Masih marak terjadinya penyelewengan dengan di Korupsi oleh anggaran-anggaran oleh oknum, yang sebenarnya anggaran tersebut ditujukan untuk menunjang peningkatan mutu Sarpras/fasilitas bidang Pendidikan agar dapat memenuhi Hak-hak dasar untuk Menerima Pendidikan Secara Layak.

4.)Stigma Masyarakat

Masih banyak anak yang tidak mau melanjutkan sekolah dengan alasan ingin ikut membantu orang tua dalam mencari nafkah, sehingga kesempatan untuk mendapatkan pendidikan masih sangat rendah.

2.)Kendala Bidang Kesehatan:

1.)Ketiadaan layanan kesehatan yang memadai

Disini pentingnya kebijakan pemerintah agar dokter muda bersedia dikirim ke daerah, khususnya daerah terpencil

2.)Pola hidup masyarakat

Pola hidup masyarakat yang masih bergantung kepada alam, sehingga mereka cenderung hidup berpindah-pindah (nomaden). Karena kebiasaan ini, masyarakat menjadi rentan terhadap berbagai penyakit. Disini pemerintah perlu memikirkan agar masyarakat meninggalkan kebiasaan mereka hidup berpindah- pindah dan memikirkan tentang ketahanan pangan, terpenuhinya kebutuhan hidup mereka.

3.)Buruknya Infrastruktur di Papua.

Contohnya kebutuhan air bersih Rumah Sakit Umum Daerah (RSUD) Agats yang bergantung dari air hujan dan berada di atas rawa. Diperlukan pemikiran tentang ketahanan pangan, perlu pula infrastruktuktur seperti penyediaan air bersih. Dan juga Unit pelayanan kesehatan di sejumlah kabupaten atau kota hanya berupa Pusat Kesehatan Masyarakat (Puskesmas).

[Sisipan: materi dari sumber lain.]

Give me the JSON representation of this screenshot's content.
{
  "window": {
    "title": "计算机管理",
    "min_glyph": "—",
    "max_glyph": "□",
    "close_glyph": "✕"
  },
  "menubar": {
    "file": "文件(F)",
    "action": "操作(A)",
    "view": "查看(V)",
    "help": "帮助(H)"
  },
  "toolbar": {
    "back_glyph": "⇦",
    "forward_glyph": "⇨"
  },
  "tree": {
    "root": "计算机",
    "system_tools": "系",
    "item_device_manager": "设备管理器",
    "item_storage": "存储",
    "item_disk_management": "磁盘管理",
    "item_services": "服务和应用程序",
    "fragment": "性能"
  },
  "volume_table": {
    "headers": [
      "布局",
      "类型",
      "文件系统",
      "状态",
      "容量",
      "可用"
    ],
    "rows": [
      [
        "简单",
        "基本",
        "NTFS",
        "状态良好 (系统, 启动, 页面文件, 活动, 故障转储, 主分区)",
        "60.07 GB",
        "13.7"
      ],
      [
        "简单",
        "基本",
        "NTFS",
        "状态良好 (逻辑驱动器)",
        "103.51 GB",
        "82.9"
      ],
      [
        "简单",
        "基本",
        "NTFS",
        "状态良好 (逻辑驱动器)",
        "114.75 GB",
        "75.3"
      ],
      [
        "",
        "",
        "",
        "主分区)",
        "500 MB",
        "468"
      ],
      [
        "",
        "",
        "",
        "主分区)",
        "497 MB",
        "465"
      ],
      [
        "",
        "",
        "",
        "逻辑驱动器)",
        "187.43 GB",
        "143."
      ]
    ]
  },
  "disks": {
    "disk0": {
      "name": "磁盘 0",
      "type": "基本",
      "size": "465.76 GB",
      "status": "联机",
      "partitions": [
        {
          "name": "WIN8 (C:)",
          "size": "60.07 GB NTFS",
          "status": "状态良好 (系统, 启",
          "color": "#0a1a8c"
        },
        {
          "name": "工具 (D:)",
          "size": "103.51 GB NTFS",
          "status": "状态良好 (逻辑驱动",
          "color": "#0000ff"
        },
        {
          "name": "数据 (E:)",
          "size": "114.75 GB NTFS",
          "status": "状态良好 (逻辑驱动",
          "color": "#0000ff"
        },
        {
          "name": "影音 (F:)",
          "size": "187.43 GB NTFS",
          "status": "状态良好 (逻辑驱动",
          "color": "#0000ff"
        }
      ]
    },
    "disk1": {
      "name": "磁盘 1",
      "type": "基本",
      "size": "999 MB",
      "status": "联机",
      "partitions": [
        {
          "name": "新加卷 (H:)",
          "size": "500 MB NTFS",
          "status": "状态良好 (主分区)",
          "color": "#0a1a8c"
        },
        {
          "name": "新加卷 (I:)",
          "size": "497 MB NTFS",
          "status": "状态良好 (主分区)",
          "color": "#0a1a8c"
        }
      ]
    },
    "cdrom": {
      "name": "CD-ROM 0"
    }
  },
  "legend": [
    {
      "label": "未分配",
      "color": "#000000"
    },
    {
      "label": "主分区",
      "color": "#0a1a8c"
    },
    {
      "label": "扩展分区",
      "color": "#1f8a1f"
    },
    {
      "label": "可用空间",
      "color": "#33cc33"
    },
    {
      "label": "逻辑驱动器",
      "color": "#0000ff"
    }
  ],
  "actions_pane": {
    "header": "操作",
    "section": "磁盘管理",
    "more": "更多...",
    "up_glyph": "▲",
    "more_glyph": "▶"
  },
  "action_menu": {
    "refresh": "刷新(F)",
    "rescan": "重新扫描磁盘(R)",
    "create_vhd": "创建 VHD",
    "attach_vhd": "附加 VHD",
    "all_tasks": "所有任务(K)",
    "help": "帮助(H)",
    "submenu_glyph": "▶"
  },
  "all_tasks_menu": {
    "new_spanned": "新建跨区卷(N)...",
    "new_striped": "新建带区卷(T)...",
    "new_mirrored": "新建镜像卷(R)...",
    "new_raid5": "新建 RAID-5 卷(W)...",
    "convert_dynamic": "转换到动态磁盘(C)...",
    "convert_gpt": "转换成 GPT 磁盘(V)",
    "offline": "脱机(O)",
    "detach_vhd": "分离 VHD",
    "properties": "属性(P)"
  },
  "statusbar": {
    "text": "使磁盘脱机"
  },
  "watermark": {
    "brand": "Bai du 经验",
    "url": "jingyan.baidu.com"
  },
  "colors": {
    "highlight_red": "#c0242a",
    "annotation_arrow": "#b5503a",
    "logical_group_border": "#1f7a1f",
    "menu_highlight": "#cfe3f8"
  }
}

4.)Kurangnya fungsi pengawasan kebijakan yang dijalankan pemerintah

Buktinya dapat dillihat yang mana banyak Data yang menjadi ajuan yang diperoleh yang menjadi calon peserta penerima ban KIS dan bantuan PKH yang didapat dari data PPLS masih banyak yang double dan beberapa masyarakatnya adalah masyarakat mampu, dan banyak nama yang tidak sesuai dengan nama asli dari pada penerima bantuan tersebut menyebabkan menjadi sulit untuk memverifikasi.

5.)Korupsi

Sama halnya dengan kendala Pendidikan, korupsi dana/anggaran bagi peningkatan kesehatan dalam menunjang misi pemberantasan Kemiskinan sudah menjadi hal yang Lumrah bahkan sudah menjadi Budaya. Jadi sangat disayangkan Dana yang seharusnya ditujukkan untuk kesejahteraan umum malah diselewengkan untuk keuntungan Pribadi/Kelompok. Contoh dan buktinya nyata terjadi dalam kasus Korupsi Anggaran yang merupakan Bantuan Operasional Kesehatan (BOK) yang bersumber dari APBN serta Jaminan Kesehatan Nasional (JKN) tahun anggaran 2019 di Puskesmas Wania, Kabupaten Mimika, Provinsi Papua.

Kesimpulannya, bentuk tanggung jawab pemerintah dalam penanganan fakir miskin berdasarkan Undang-Undang Nomor 13 Tahun 2011 Tentang Penanganan Fakir Miskin dilakukan dalam bentuk pemberdayaan kelembagaan masyarakat; peningkatan kapasitas fakin miskin untuk mengembangkan kemampuan dasar dan kemampuan berusaha; jaminan dan perlindungan sosial untuk memberikan rasa aman bagi fakir miskin; kemitraan dan kerjasama antar pemangku kepentingan; dan koordinasi antara kementerian/lembaga dan pemerintah daerah.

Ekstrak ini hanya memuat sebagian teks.